GATTON woman Yvonne Schmaling and her partner Michael O'Rourke had discussed getting a new dog for while.
So when she told him she had found their new companion - and the dog came complete with a goat - Michael was not fazed.
The pair, who live on 11 acres at Spring Creek near Gatton, saw an article in the Queensland Times about an unlikely duo surrendered to the RSPCA Wacol's Animal Care Campus.
On the first night at the shelter, Mizzy the dog and Bullseye the goat were separated and started climbing the walls - Bullseye bleated all night and Mizzy howled uncontrollably.

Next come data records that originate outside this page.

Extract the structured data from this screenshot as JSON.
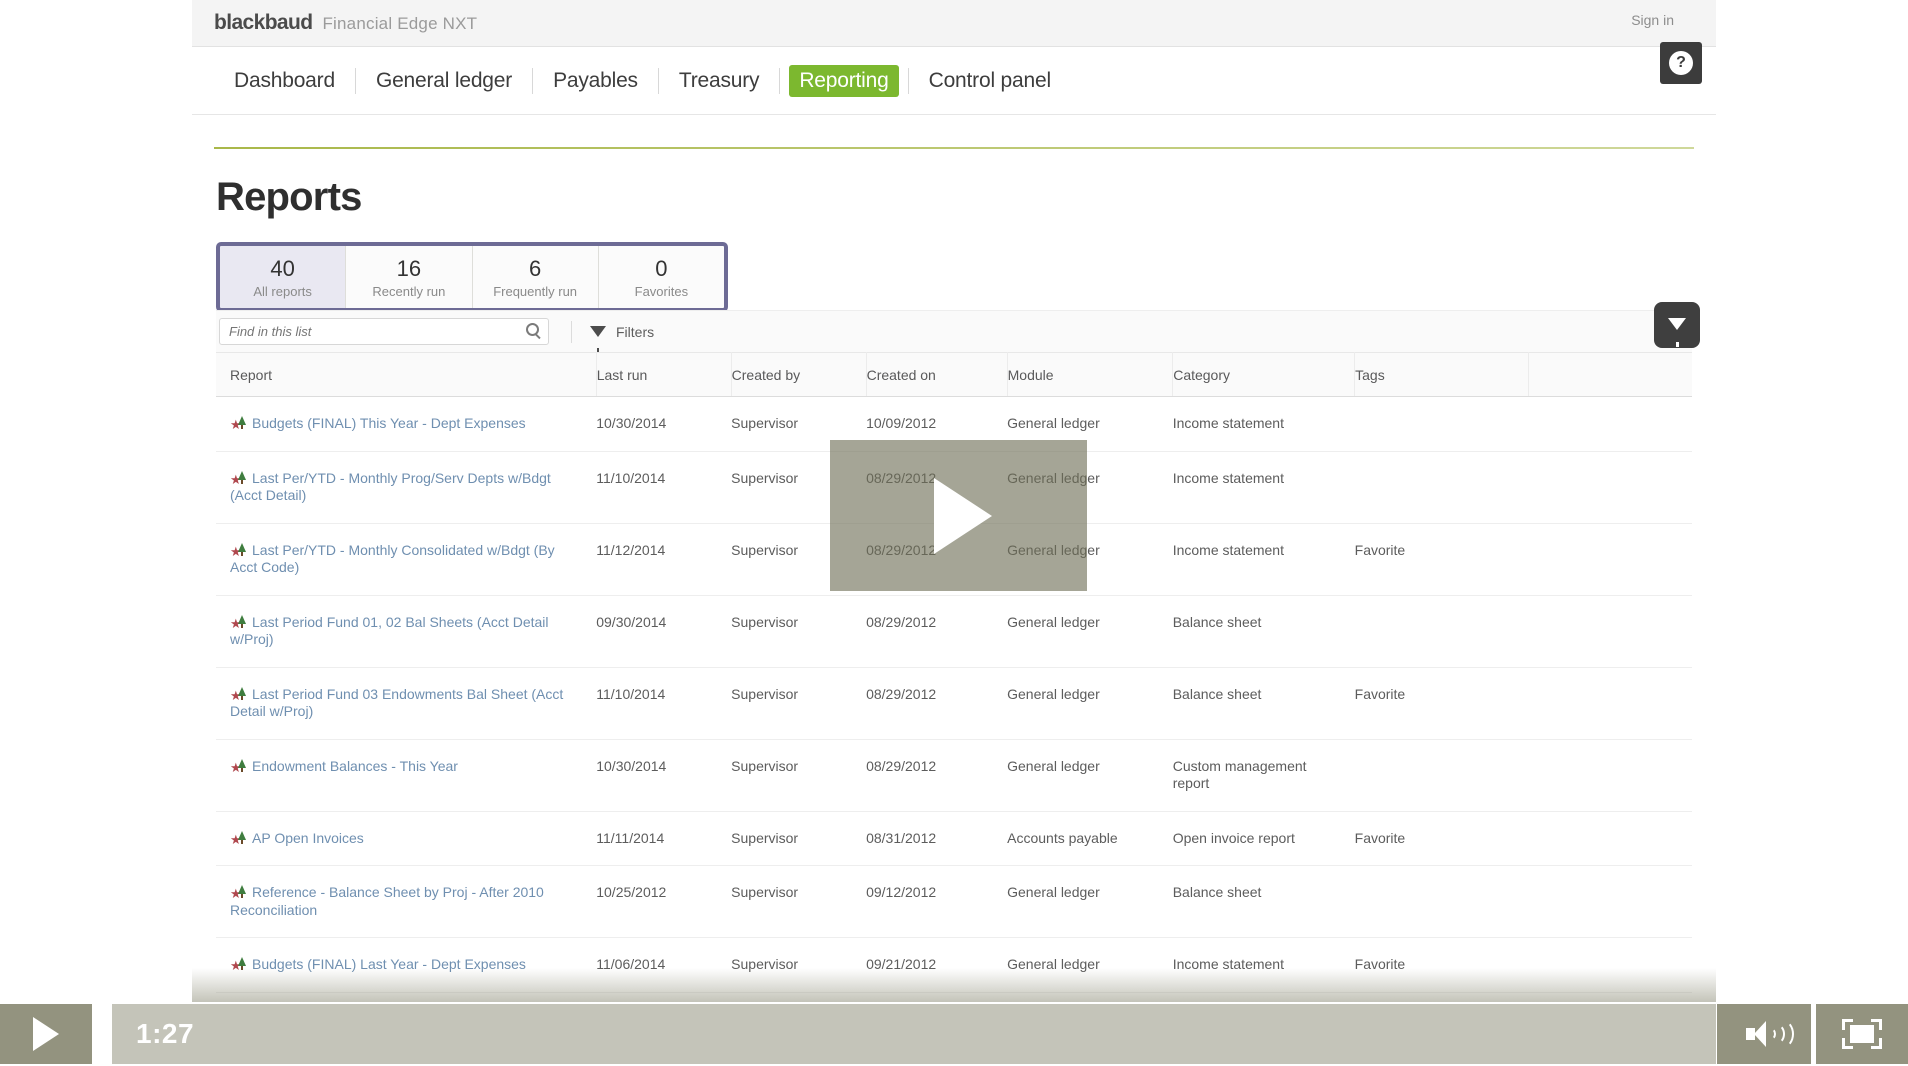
{
  "brand": {
    "logo": "blackbaud",
    "product": "Financial Edge NXT",
    "signin": "Sign in"
  },
  "nav": {
    "items": [
      {
        "label": "Dashboard",
        "active": false
      },
      {
        "label": "General ledger",
        "active": false
      },
      {
        "label": "Payables",
        "active": false
      },
      {
        "label": "Treasury",
        "active": false
      },
      {
        "label": "Reporting",
        "active": true
      },
      {
        "label": "Control panel",
        "active": false
      }
    ],
    "help_glyph": "?",
    "accent_green": "#7cb82f"
  },
  "page": {
    "title": "Reports"
  },
  "tabs": {
    "border_color": "#6d6b95",
    "items": [
      {
        "count": "40",
        "label": "All reports",
        "active": true
      },
      {
        "count": "16",
        "label": "Recently run",
        "active": false
      },
      {
        "count": "6",
        "label": "Frequently run",
        "active": false
      },
      {
        "count": "0",
        "label": "Favorites",
        "active": false
      }
    ]
  },
  "search": {
    "placeholder": "Find in this list",
    "value": "",
    "filters_label": "Filters"
  },
  "table": {
    "columns": [
      "Report",
      "Last run",
      "Created by",
      "Created on",
      "Module",
      "Category",
      "Tags"
    ],
    "rows": [
      {
        "report": "Budgets (FINAL) This Year - Dept Expenses",
        "last_run": "10/30/2014",
        "created_by": "Supervisor",
        "created_on": "10/09/2012",
        "module": "General ledger",
        "category": "Income statement",
        "tags": ""
      },
      {
        "report": "Last Per/YTD - Monthly Prog/Serv Depts w/Bdgt (Acct Detail)",
        "last_run": "11/10/2014",
        "created_by": "Supervisor",
        "created_on": "08/29/2012",
        "module": "General ledger",
        "category": "Income statement",
        "tags": ""
      },
      {
        "report": "Last Per/YTD - Monthly Consolidated w/Bdgt (By Acct Code)",
        "last_run": "11/12/2014",
        "created_by": "Supervisor",
        "created_on": "08/29/2012",
        "module": "General ledger",
        "category": "Income statement",
        "tags": "Favorite"
      },
      {
        "report": "Last Period Fund 01, 02 Bal Sheets (Acct Detail w/Proj)",
        "last_run": "09/30/2014",
        "created_by": "Supervisor",
        "created_on": "08/29/2012",
        "module": "General ledger",
        "category": "Balance sheet",
        "tags": ""
      },
      {
        "report": "Last Period Fund 03 Endowments Bal Sheet (Acct Detail w/Proj)",
        "last_run": "11/10/2014",
        "created_by": "Supervisor",
        "created_on": "08/29/2012",
        "module": "General ledger",
        "category": "Balance sheet",
        "tags": "Favorite"
      },
      {
        "report": "Endowment Balances - This Year",
        "last_run": "10/30/2014",
        "created_by": "Supervisor",
        "created_on": "08/29/2012",
        "module": "General ledger",
        "category": "Custom management report",
        "tags": ""
      },
      {
        "report": "AP Open Invoices",
        "last_run": "11/11/2014",
        "created_by": "Supervisor",
        "created_on": "08/31/2012",
        "module": "Accounts payable",
        "category": "Open invoice report",
        "tags": "Favorite"
      },
      {
        "report": "Reference - Balance Sheet by Proj - After 2010 Reconciliation",
        "last_run": "10/25/2012",
        "created_by": "Supervisor",
        "created_on": "09/12/2012",
        "module": "General ledger",
        "category": "Balance sheet",
        "tags": ""
      },
      {
        "report": "Budgets (FINAL) Last Year - Dept Expenses",
        "last_run": "11/06/2014",
        "created_by": "Supervisor",
        "created_on": "09/21/2012",
        "module": "General ledger",
        "category": "Income statement",
        "tags": "Favorite"
      }
    ]
  },
  "video": {
    "time": "1:27"
  }
}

RSPCA Queensland spokesman Michael Beatty said the pair had to be rehomed together for their welfare, as to separate them would be too heartbreaking.

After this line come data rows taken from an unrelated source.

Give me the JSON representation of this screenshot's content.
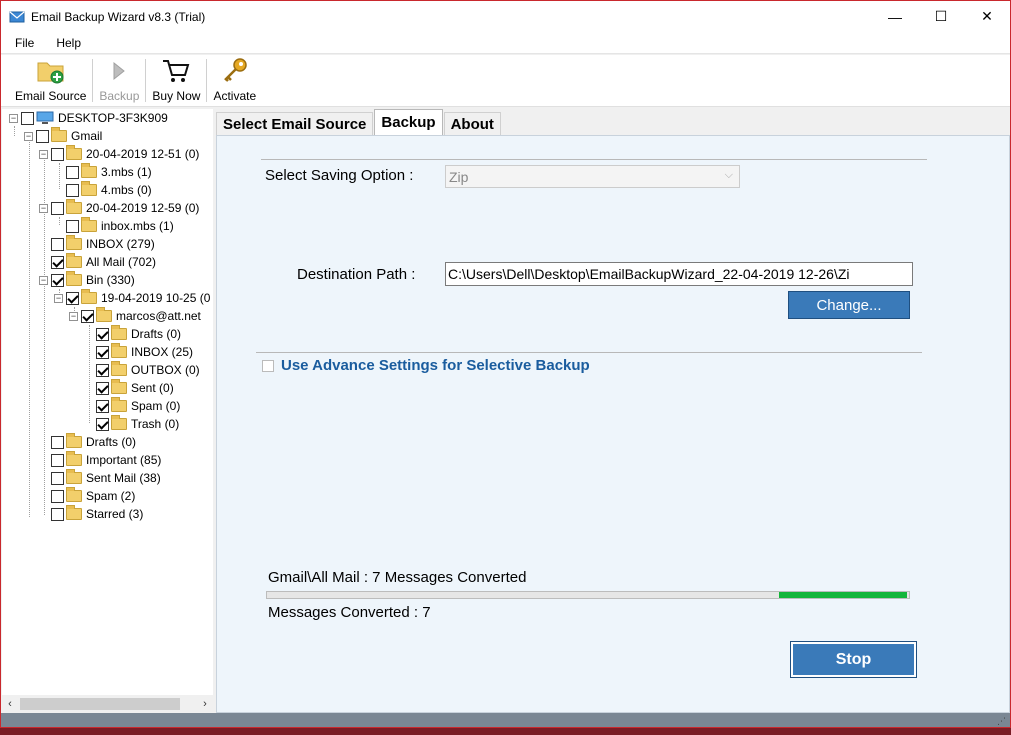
{
  "window": {
    "title": "Email Backup Wizard v8.3 (Trial)",
    "minimize": "—",
    "maximize": "☐",
    "close": "✕"
  },
  "menu": [
    {
      "label": "File"
    },
    {
      "label": "Help"
    }
  ],
  "toolbar": {
    "email_source": "Email Source",
    "backup": "Backup",
    "buy_now": "Buy Now",
    "activate": "Activate"
  },
  "tree": {
    "root": "DESKTOP-3F3K909",
    "gmail": "Gmail",
    "items": [
      {
        "label": "20-04-2019 12-51 (0)"
      },
      {
        "label": "3.mbs (1)"
      },
      {
        "label": "4.mbs (0)"
      },
      {
        "label": "20-04-2019 12-59 (0)"
      },
      {
        "label": "inbox.mbs (1)"
      },
      {
        "label": "INBOX (279)"
      },
      {
        "label": "All Mail (702)"
      },
      {
        "label": "Bin (330)"
      },
      {
        "label": "19-04-2019 10-25 (0"
      },
      {
        "label": "marcos@att.net"
      },
      {
        "label": "Drafts (0)"
      },
      {
        "label": "INBOX (25)"
      },
      {
        "label": "OUTBOX (0)"
      },
      {
        "label": "Sent (0)"
      },
      {
        "label": "Spam (0)"
      },
      {
        "label": "Trash (0)"
      },
      {
        "label": "Drafts (0)"
      },
      {
        "label": "Important (85)"
      },
      {
        "label": "Sent Mail (38)"
      },
      {
        "label": "Spam (2)"
      },
      {
        "label": "Starred (3)"
      }
    ]
  },
  "tabs": [
    {
      "label": "Select Email Source"
    },
    {
      "label": "Backup"
    },
    {
      "label": "About"
    }
  ],
  "backup": {
    "saving_option_label": "Select Saving Option :",
    "saving_option_value": "Zip",
    "destination_label": "Destination Path :",
    "destination_value": "C:\\Users\\Dell\\Desktop\\EmailBackupWizard_22-04-2019 12-26\\Zi",
    "change_button": "Change...",
    "advance_settings": "Use Advance Settings for Selective Backup",
    "status_line": "Gmail\\All Mail : 7 Messages Converted",
    "messages_converted": "Messages Converted : 7",
    "progress_fraction": 0.2,
    "stop_button": "Stop"
  },
  "colors": {
    "accent": "#3a7ab9",
    "progress": "#13b53a",
    "link": "#1a5c9e"
  }
}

The plea was heard by Ms Schmaling and Mr O'Rourke, who picked up their new pets from the shelter at the weekend.
Ms Schmaling said their new companions were very happy, and spent all their time together.
"Bullseye thinks he's a dog - he runs around like a loony, playing and jumping around up on the boxes we've put in the paddocks for them - he's very hyper," Ms Schmaling said yesterday.
"At the moment they are sleeping together in a shed in separate beds but the dog has claimed the bigger bed of course - she's in charge.
"We thought a goat would be a good idea to keep the grass down, and we have four quarter-acre paddocks so we'll just keep rotating them when the grass gets low. They've both got the loveliest natures ever."
Ms Schmaling said the pair also enjoyed teasing each other.
"Mizzy gets a bit bossy with her food when Bullseye goes over to try and take it off her and tease her a bit," she said.
"Mizzy just lets off a low growl and Bullseye runs off with his tail in the air - it's all a bit of fun."
RSPCA spokesman Michael Beatty said it was tremendous to have the animals rehomed together and said he knew they would be happy with their new masters.